La verità, vi prego, sulle fiabe

Riscrivere storie: sfide e inganni di un fenomeno culturale

Magic Mirror
6 min readOct 14, 2014

Io credo che le fiabe, quelle vecchie e quelle nuove, possano contribuire a educare la mente. La fiaba è il luogo di tutte le ipotesi: essa ci può dare delle chiavi per entrare nella realtà per strade nuove.
Gianni Rodari, La freccia azzurra

Assomigliano a una coppia di pigiami, o al salame dove non c’è da bere: quali sono quelle “originali” e quali no e di cosa parliamo quando parliamo di “riscriverle”?

Rivisitare le fiabe classiche per offrirne una “nuova” interpretazione sembra essere un’ossessione di questi anni. Un esercizio, allo stesso tempo critico e puramente commerciale, che le rende nuovamente spendibili in territori dell’industria culturale un tempo a esse inassociabili. Biancaneve, Cappuccetto Rosso, Malefica, Peter Pan & Co sono diventati i protagonisti di lungometraggi cinematografici e serie tv, si sono vestiti di sfumature urban fantasy e semi-horror, hanno fatto capolino nei calendari sexy e nelle opere d’arte d’avanguardia. A patto, naturalmente, di dare una nuova interpretazione di sé, offrendo al pubblico un lato oscuro o poco conosciuto del proprio personaggio.

A morte le principesse Disney!

Per meritare una seconda novelizzazione (seriale e transmediale soprattutto) i protagonisti più conosciuti dell’universo del C’era una volta hanno dovuto sfoggiare il marchio del tradimento. Il loro sdoganamento al pubblico new adult, principale target di riferimento, assieme a quello adolescenziale, per le rivisitazioni delle fiabe in tv e al cinema, si è automaticamente associato a un surplus meta-testuale ben preciso. Nel prezzo del biglietto è stato inserito un rovesciamento di senso, tanto superficiale che profondo, riassumibile nel claim: “Non è la stessa storia”.

Ma in cosa è consistito questo cambiamento? E a quale modello socialmente diffuso e mediaticamente ipostatizzato è andato a contrapporsi?

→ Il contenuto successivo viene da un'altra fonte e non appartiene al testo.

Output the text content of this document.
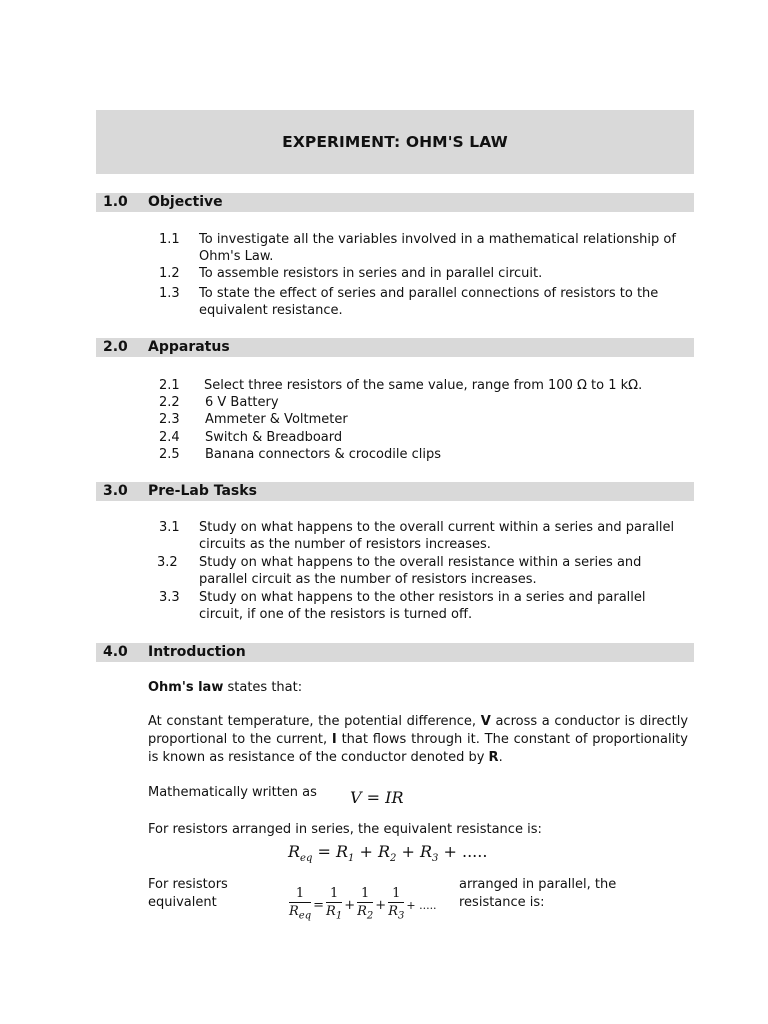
EXPERIMENT: OHM'S LAW
1.0 Objective
1.1 To investigate all the variables involved in a mathematical relationship of
Ohm's Law.
1.2 To assemble resistors in series and in parallel circuit.
1.3 To state the effect of series and parallel connections of resistors to the
equivalent resistance.
2.0 Apparatus
2.1 Select three resistors of the same value, range from 100 Ω to 1 kΩ.
2.2 6 V Battery
2.3 Ammeter & Voltmeter
2.4 Switch & Breadboard
2.5 Banana connectors & crocodile clips
3.0 Pre-Lab Tasks
3.1 Study on what happens to the overall current within a series and parallel
circuits as the number of resistors increases.
3.2 Study on what happens to the overall resistance within a series and
parallel circuit as the number of resistors increases.
3.3 Study on what happens to the other resistors in a series and parallel
circuit, if one of the resistors is turned off.
4.0 Introduction
Ohm's law states that:
At constant temperature, the potential difference, V across a conductor is directly proportional to the current, I that flows through it. The constant of proportionality is known as resistance of the conductor denoted by R.
Mathematically written as	V = IR
For resistors arranged in series, the equivalent resistance is:
$R_{eq} = R_1 + R_2 + R_3$ + .....
For resistors
equivalent
arranged in parallel, the
resistance is:
$\frac{1}{R_{eq}} = \frac{1}{R_1} + \frac{1}{R_2} + \frac{1}{R_3}$ + .....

Nonostante le opere di Hans Christian Andersen, dei fratelli Grimm e di Charles Perrault siano ancora oggi tra le più pubblicate (nella loro versione e-book sono disponibili gratuitamente in molteplici edizioni) per tutte le generazioni venute al mondo dal secondo dopoguerra in poi è la loro versione Disney a essere il metro di paragone. L’effetto di un intervento massiccio di riscrittura dell’immaginario fiabesco che ha toccato praticamente tutti i personaggi-chiave: Biancaneve, Cenerentola, la Bella addormentata, Raperonzolo, il Principe Azzurro, il Principe Ranocchio, la Strega Cattiva non sono più pensabili se non attraverso la mediazione della loro versione disneyana. Il che non implica l’azzeramento delle loro vite precedenti, anzi. Negli ultimi due decenni quella del “tradimento disneyano” è divenuta una vulgata da bar. Ci diciamo tutti consapevoli che la traduzione delle fiabe più famose in film d’animazione per un pubblico infantile e mainstream ha premuto l’accelleratore sull’happy end. E che a quest’ultimo ha sacrificato tutti gli elementi più destabilizzanti dei racconti originali, per impostare un rigido binario “buoni contro cattivi”.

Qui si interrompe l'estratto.